Kathāsaritsāgara contains multiples layers of stories, tales within tales within tales. It consists of 18 lambhakas (books) of 124 taramgas (chapters) called “waves”, and approximately 22,000 ślokas (distichs) in addition to prose sections. The śloka consists of 2 half-verses of 16 syllables each. In more than twenty thousand verses the Kathāsaritsāgara tells more than three hundred and fifty tales. Quoting from Sir James Mallinson introduction:

“They are told to illustrate events in the main narrative; they are sallied back and forward as argument and counterargument; they are told for the amusement of the characters in the main story; they are told for no reason at all...”
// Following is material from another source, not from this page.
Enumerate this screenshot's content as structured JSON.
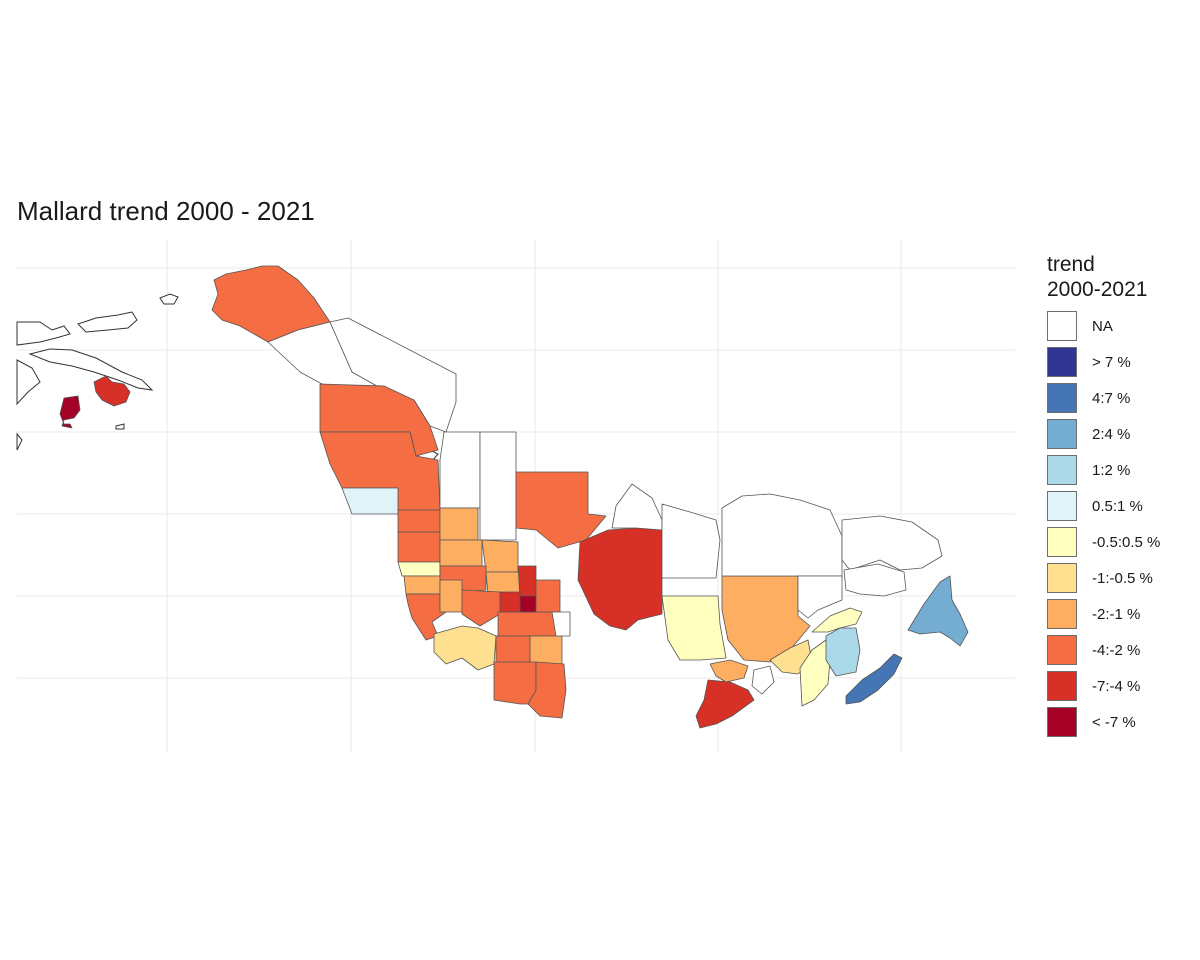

Its translation into English by C.H. Tawney, first published in 1880 and then again in 1920, has made it one of the best-known non-religious Sanskrit works. Later well-known translations are available such as “The Ocean of the Rivers of Story” translated by Sir James Mallinson, first published in 2007 by The Clay Sanskrit Library (New York University Press) and JJC Foundation.

The title directly alludes to this outstanding Indian collection of stories — Ocean of the Streams of Story – already worth it for the title alone... and perhaps the main reason I was drawn into these books, later also fascinated by the way it is structured. It has been a great source of inspiration, a wide-open metaphor that deepens and enriches the more you know about the original source. The previous quote taken from Salman Rushdie’s novel Haroun and the Sea of Stories describes it beautifully.

By appropriating this title and some ideas behind it, I found an unlimited expansion, the open platform I needed on how to gather my own compilation of daily visual stories, organized as “chapters” called Streams. A stream is a body of water flowing in a channel, a liquid current, a continuous flow or succession of anything, a series of things, a stream of words... stream is flow, both a noun and a verb. Ultimately, it is Life.

Ocean of the Streams of Story here consists of a series of Streams made up of the accumulation of daily visual notes and sketches. Mainly unexpected moments, day-to-day glimpses of life that capture my eye as if anchoring time through a deeper gaze. Each image a tale on its own, yet when joined together become other stories, in liquid form, changing, flowing, becoming new versions of themselves.  Alive.

It might be that through the acknowledgment and insistence of a certain form or a particular pattern, observing a natural template or its absence, by connecting similarities, noticing differences, resemblances or uniqueness, while joining and disjoining, or simply during the inevitable pause of recognition that I find an open space. A vanishing point. Silence.